I had a pancreatic cancer patient who lived in a disparate area of Philadelphia and I asked her how she was getting along. She confided that she had to leave her job because of her cancer, that she lived alone and that her income was suspended while she waited for her disability insurance to come through.

I said, “What are you doing for food?” And she said, “I’m not.”

I connected her with a food program through our social services group, and they started delivering food to her home.

I’ll also ask patients how they arrived for their visit and if they need parking passes for free parking at the cancer center or other transportation assistance. We don’t want them to have to spend an hour and a half on public transportation getting to and from their treatments.

PanCAN: What are steps healthcare professionals can take in their communities to mitigate healthcare disparities? 

Dr. Mitchell: We all should know our community where we practice so we can fill in the gaps. Here’s one example of how to do that: Make sure there can be a discussion between doctor and patient in the patient’s preferred language. Sometimes the person in the family who is translating may not translate accurately or in a way that the patient can understand.

Also, getting back to the “Edith 360” approach, it’s important to form a compassionate circle around the patient or family so they develop trust in their healthcare and their team.

This level of trust-building extends to research and clinical trials. When you look at clinical trial statistics, people of color are participating in clinical trials at a much lower rate – Black Americans make up 13% of the U.S. population but only represent 3% of clinical trials participation. We have to help patients understand the importance of clinical trials – and the safety of trials – so that people of color are more willing to participate and understand the benefit.

PanCAN: How can an organization like PanCAN help address equity in healthcare? How can the public help?

Dr. Mitchell: I’ve been working with PanCAN for many years – at least 15! – and I really appreciate the work PanCAN does with patients, healthcare professionals and researchers.

Collaboration is key and it’s something PanCAN does well. We all have to work together and form a big umbrella of broad support, care, information sharing and research progress for patients. We’ll have a stronger force that way.

As for how the public can help, it really does take a team effort.

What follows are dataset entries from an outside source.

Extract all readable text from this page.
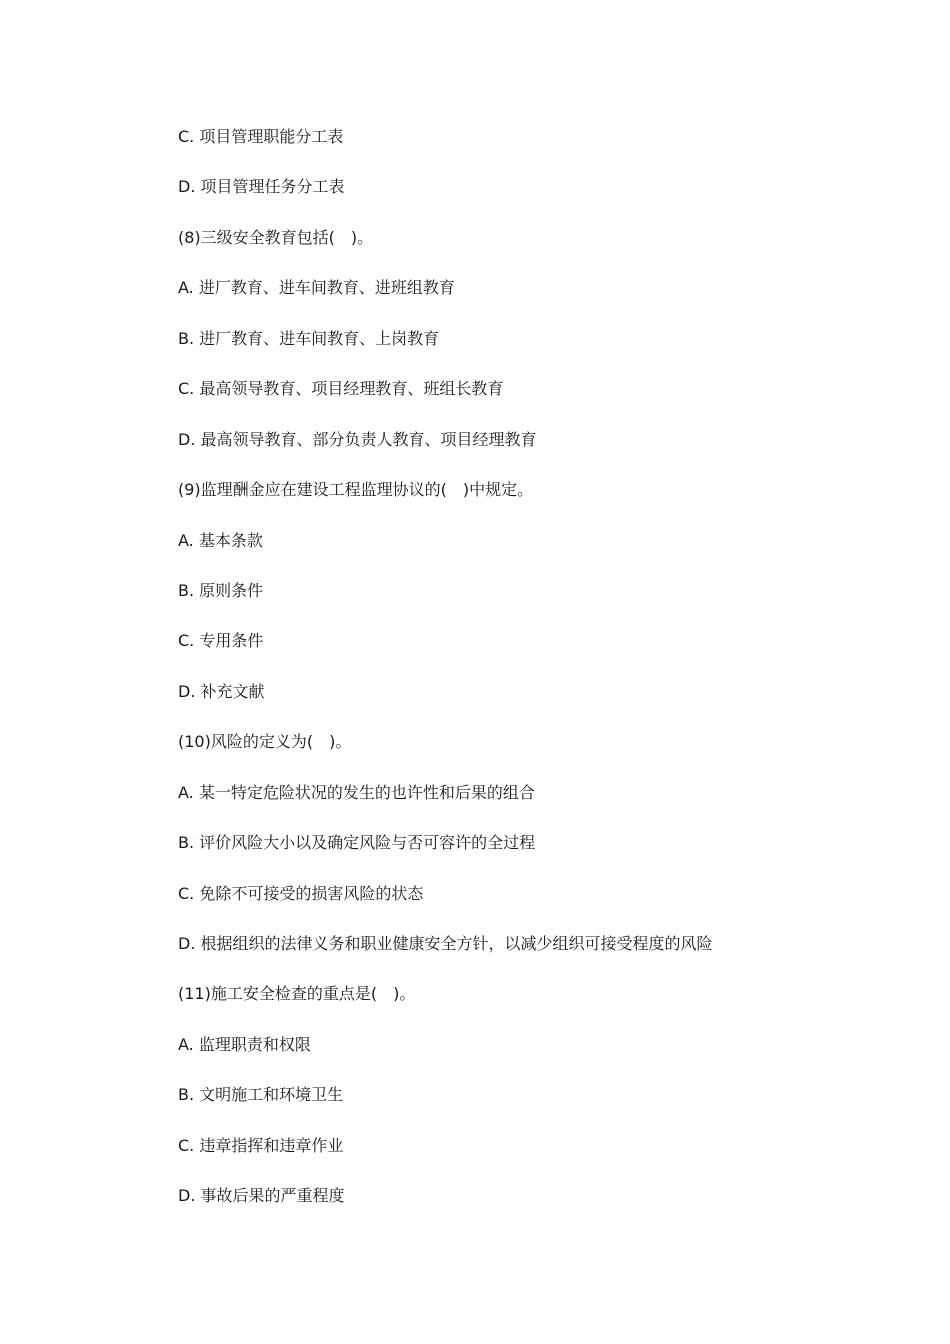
C. 项目管理职能分工表
D. 项目管理任务分工表
(8)三级安全教育包括(　)。
A. 进厂教育、进车间教育、进班组教育
B. 进厂教育、进车间教育、上岗教育
C. 最高领导教育、项目经理教育、班组长教育
D. 最高领导教育、部分负责人教育、项目经理教育
(9)监理酬金应在建设工程监理协议的(　)中规定。
A. 基本条款
B. 原则条件
C. 专用条件
D. 补充文献
(10)风险的定义为(　)。
A. 某一特定危险状况的发生的也许性和后果的组合
B. 评价风险大小以及确定风险与否可容许的全过程
C. 免除不可接受的损害风险的状态
D. 根据组织的法律义务和职业健康安全方针，以减少组织可接受程度的风险
(11)施工安全检查的重点是(　)。
A. 监理职责和权限
B. 文明施工和环境卫生
C. 违章指挥和违章作业
D. 事故后果的严重程度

I’m committed to increasing diversity in the workforce – as I mentioned, Black Americans make up 13% of the U.S. population but of practicing clinicians, only 4.8% are Black and that has not changed significantly in decades. In communities of color, these are the healthcare professionals people trust. So, for educators and parents, I think it’s important to encourage high school students in these areas to seek careers in science and medicine – clinicians are needed and researchers, too.  In communities with lower socioeconomic status, kids may not understand they can be cancer researchers and clinicians. Scholarships for these students are important, as well as mentoring.

We can all do so much more if we’re working together and moving in the same direction.

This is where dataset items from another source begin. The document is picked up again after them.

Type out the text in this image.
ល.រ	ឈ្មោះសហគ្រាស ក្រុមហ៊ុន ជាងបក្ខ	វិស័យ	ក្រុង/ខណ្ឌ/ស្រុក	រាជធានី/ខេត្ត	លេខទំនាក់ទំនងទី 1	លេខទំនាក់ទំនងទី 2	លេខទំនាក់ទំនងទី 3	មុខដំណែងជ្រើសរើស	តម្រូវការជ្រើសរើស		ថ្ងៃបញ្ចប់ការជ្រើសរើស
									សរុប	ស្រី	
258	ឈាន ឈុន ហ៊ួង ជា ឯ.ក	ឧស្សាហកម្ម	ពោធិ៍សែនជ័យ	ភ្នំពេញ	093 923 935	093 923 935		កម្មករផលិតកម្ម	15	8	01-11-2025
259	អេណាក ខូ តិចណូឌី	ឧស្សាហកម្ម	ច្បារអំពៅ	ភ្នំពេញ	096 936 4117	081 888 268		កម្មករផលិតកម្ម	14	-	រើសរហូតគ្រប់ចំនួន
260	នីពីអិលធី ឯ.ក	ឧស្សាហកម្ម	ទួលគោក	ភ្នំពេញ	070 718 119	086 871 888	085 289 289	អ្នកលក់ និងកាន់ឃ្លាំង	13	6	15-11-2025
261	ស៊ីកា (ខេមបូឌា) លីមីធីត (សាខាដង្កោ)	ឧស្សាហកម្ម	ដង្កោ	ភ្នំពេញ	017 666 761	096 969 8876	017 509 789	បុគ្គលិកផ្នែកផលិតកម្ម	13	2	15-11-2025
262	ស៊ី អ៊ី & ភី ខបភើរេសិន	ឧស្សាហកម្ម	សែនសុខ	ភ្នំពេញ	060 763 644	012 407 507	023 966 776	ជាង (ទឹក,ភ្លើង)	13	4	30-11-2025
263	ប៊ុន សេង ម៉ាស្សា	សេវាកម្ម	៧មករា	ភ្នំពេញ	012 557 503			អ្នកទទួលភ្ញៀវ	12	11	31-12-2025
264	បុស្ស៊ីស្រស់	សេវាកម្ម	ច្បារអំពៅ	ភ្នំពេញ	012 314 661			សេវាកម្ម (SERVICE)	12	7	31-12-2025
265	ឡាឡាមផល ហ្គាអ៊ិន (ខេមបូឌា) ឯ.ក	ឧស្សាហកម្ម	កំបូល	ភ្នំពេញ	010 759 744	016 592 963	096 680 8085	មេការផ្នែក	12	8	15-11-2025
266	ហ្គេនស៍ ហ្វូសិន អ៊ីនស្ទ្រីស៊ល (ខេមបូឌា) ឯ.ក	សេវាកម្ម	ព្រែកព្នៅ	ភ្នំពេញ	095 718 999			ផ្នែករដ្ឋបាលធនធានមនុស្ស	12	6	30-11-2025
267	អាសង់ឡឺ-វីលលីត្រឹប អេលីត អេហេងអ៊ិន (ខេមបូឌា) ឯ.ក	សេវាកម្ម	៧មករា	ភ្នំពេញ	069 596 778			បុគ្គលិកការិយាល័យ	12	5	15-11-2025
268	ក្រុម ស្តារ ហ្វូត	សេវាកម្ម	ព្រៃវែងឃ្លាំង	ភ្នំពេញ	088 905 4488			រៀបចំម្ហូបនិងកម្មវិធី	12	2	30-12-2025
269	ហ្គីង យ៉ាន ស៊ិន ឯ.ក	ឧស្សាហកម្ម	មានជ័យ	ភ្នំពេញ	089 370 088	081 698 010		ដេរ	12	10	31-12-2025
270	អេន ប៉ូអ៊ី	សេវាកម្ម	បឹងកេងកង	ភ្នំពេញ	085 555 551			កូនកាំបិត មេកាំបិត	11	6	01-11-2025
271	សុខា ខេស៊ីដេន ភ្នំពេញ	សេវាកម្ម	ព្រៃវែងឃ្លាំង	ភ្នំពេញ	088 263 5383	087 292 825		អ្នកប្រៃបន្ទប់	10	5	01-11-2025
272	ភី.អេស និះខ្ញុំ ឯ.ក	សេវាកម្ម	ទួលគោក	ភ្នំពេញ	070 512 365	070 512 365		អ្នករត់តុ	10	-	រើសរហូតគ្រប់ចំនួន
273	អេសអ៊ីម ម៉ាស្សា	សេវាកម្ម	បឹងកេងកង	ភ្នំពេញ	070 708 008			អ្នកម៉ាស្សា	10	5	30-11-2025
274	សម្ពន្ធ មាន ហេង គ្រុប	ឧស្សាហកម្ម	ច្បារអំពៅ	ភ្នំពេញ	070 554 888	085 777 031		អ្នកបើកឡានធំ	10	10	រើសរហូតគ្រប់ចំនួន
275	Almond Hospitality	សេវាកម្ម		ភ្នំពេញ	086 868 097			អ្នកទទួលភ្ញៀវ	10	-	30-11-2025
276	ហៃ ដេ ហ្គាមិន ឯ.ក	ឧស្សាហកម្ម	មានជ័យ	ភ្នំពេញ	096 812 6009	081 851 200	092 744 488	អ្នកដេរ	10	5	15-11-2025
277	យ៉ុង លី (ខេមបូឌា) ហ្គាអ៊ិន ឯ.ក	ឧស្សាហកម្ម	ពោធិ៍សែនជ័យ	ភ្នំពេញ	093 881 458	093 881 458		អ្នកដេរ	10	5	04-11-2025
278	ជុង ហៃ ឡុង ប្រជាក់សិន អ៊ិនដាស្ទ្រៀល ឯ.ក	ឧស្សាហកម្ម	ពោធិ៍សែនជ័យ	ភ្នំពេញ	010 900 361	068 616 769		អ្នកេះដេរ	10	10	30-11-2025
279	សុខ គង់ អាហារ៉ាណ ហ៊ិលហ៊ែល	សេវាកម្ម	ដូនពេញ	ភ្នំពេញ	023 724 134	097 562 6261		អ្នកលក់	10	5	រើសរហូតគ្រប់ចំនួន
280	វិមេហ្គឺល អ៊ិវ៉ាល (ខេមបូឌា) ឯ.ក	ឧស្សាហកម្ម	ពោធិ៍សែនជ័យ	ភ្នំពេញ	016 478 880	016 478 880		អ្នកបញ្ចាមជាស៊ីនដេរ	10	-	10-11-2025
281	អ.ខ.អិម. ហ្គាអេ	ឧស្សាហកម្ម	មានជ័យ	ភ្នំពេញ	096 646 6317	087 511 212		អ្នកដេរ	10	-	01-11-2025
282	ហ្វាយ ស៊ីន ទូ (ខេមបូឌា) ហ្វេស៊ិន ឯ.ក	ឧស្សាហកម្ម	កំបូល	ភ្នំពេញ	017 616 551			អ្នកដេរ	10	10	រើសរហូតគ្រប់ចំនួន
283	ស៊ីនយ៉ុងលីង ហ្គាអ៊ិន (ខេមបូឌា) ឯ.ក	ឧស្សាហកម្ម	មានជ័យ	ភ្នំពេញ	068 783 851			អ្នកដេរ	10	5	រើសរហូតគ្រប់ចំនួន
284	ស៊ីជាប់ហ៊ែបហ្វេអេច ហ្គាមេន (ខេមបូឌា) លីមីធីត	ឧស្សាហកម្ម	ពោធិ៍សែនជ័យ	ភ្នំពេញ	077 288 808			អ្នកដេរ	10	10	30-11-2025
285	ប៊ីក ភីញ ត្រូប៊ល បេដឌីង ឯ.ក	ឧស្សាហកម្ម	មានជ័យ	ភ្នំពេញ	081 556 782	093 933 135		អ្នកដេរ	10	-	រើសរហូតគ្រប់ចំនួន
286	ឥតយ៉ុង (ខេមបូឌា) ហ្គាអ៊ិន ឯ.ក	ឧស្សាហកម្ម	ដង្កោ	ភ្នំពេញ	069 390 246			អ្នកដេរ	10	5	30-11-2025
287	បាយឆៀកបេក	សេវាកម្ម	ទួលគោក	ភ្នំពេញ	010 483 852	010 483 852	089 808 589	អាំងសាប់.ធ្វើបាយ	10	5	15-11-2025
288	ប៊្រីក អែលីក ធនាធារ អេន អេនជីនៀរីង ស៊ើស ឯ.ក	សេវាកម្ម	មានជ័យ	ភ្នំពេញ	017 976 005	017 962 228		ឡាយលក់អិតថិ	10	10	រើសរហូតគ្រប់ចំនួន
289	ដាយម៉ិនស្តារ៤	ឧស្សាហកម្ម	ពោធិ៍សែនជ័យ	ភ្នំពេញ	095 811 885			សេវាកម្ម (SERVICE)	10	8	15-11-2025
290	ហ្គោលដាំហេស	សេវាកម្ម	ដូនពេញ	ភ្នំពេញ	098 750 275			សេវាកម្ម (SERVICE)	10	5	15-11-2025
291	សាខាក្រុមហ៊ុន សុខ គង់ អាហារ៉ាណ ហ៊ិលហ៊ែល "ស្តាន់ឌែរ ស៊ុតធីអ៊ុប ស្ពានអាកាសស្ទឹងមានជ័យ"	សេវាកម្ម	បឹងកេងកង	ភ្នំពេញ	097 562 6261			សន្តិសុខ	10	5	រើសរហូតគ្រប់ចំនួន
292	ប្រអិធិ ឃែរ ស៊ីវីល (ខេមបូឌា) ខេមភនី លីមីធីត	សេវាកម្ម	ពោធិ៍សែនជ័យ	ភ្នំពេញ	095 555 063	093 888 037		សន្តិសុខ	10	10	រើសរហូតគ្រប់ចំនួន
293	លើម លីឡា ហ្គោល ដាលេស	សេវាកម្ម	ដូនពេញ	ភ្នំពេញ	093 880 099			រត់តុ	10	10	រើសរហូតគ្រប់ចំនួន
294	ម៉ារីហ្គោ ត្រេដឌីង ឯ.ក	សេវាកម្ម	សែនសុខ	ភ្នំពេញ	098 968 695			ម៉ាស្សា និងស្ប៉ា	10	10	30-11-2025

PanCAN: This year’s Minority Health Month theme is about the importance of vaccines. What is your message to those in underserved communities about the COVID vaccine?

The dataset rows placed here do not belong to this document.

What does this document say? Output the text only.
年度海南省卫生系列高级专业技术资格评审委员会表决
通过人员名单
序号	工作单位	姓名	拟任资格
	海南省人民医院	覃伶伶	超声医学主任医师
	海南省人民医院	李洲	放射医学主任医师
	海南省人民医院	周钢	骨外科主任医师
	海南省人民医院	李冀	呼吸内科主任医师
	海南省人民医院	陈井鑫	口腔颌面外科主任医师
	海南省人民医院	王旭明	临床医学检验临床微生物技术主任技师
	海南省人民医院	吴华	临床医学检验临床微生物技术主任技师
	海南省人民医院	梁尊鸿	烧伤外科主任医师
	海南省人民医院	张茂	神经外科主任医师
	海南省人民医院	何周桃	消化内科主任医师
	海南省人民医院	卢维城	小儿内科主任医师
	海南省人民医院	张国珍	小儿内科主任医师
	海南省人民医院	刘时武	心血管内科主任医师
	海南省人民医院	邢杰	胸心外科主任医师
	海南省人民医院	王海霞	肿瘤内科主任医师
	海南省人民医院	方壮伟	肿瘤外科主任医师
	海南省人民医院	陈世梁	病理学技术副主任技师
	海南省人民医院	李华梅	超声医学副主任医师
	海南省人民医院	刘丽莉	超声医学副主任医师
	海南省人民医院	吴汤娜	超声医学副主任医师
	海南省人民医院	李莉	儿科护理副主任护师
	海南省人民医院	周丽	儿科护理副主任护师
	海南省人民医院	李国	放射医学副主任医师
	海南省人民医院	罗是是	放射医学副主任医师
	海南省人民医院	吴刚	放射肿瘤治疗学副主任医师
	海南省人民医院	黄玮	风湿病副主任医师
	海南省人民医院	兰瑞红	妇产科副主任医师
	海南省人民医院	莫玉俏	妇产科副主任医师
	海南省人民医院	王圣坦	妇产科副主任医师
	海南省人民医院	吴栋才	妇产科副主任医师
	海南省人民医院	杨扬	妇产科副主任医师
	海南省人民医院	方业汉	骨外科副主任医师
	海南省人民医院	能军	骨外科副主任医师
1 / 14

Dr. Mitchell: Over 550,000 people have died of COVID-19 in the U.S., and we have to do all we can to prevent more deaths. People with cancer are at a higher risk for developing and dying of COVID. I ask my patients if they plan to get the vaccine or have gotten it. If they say they plan to, I make sure they have transportation. If they are hesitant to get the vaccine, I remind them that they are doing all they can to fight cancer, so why not make sure they’re doing everything they can to not get COVID-19.

PanCAN: Your great-grandfather would be proud of the work you are doing.

Dr. Mitchell: Before he passed away, he made sure family members knew he wanted me to have his chair. It was special to him – his mother gave it to him in 1889, the year he got married. Today, doing this interview from my home library, discussing the urgent need for equality in healthcare and remembering the reason I chose this path, I am sitting in that chair.